Second, for each model, providers are expected to compile a safety and security model report that describes how their model complies with the framework. The report must include a detailed justification of why systemic risks stemming from the model were determined to be acceptable, supported by documentation of the risk identification, analysis, and mitigation process that was undertaken.
Unfortunately, the chapter does not offer much transparency into signatories’ processes. Providers are only expected to publish summaries of their safety and security framework and model reports under limited conditions: when a model could pose more risk than other models already on the EU market, and even then only “if and insofar as necessary to assess and/or mitigate systemic risks.” This limited disclosure significantly reduces the extent of public scrutiny and evaluation of providers’ safety and security practices.
A New Global Standard?
Recent assessments of frontier AI companies’ risk management practices have found those processes to be lacking across most, if not all, providers. Acceptable risk thresholds appear to be almost universally undefined, leaving providers with substantial discretion over the level of risk they are willing to impose on society at the time they decide whether or not to deploy a model. It is easy to see how commercial interests might get in the way of caution.
Providers also appear to be selective about the risks they choose to mitigate, with another report finding that less than half of reviewed firms “report substantive testing for dangerous capabilities linked to large-scale risks such as bio- or cyber-terrorism,” and even those evaluations appear to lack validity. This suggests that the measures described in the chapter are significantly more rigorous and comprehensive than current best practices.

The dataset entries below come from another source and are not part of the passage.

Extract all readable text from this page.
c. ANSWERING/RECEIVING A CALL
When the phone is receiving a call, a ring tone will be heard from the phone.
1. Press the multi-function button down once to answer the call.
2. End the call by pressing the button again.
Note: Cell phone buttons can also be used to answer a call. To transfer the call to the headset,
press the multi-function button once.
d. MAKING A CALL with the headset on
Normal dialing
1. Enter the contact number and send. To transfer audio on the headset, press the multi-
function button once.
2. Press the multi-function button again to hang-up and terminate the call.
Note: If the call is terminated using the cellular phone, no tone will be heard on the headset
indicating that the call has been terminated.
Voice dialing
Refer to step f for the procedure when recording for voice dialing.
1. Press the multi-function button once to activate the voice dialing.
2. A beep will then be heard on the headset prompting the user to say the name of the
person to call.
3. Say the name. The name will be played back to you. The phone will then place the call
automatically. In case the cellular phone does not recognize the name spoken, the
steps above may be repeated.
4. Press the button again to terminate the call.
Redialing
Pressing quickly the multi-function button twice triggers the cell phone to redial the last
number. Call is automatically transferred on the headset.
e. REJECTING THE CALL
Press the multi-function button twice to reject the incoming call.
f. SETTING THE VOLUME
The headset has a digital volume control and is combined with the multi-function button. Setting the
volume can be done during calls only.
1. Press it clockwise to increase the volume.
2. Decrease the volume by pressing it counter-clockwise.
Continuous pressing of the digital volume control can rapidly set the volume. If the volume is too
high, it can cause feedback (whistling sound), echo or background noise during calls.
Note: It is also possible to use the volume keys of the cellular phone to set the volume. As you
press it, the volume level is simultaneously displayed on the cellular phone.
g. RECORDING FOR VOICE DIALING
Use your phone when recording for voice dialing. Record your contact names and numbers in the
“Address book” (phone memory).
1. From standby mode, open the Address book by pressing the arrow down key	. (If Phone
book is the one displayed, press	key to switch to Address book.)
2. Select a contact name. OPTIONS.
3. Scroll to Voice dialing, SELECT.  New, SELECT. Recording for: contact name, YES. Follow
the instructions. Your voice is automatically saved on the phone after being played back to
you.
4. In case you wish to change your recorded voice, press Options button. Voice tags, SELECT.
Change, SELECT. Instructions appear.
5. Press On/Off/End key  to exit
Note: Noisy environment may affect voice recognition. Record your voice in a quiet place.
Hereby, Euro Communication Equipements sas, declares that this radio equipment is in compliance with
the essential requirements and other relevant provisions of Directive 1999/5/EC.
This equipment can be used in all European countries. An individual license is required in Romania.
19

Whether or not the chapter will have a global effect depends on how the overall Code is received. On the one hand, the Code must be implemented at the model level, which raises the chances of global impact. Given the cost of training a GPAI model with more than 10^25 FLOPs, it is unlikely providers will develop different models for different jurisdictions just to avoid compliance with the AI Act for some of them. At the same time, adherence to the Code is voluntary, and providers might choose to develop their own frameworks and measures to comply with the AI Act, which could limit the role of the chapter as a global safety standard. Meta, for example, has already stated it will not sign the Code, while OpenAI, Google, Mistral AI, and Anthropic have voiced support.
Regardless of providers’ support for the Code, it is worth pointing out that while adherence to the Code is voluntary, compliance with the AI Act is not. The Code—once formally approved by the AI Office and AI Board, and adopted via an implementing Act by the European Commission—is thus a useful signal for what level of depth, rigor, and comprehensiveness might be expected from providers who want to take different measures for compliance.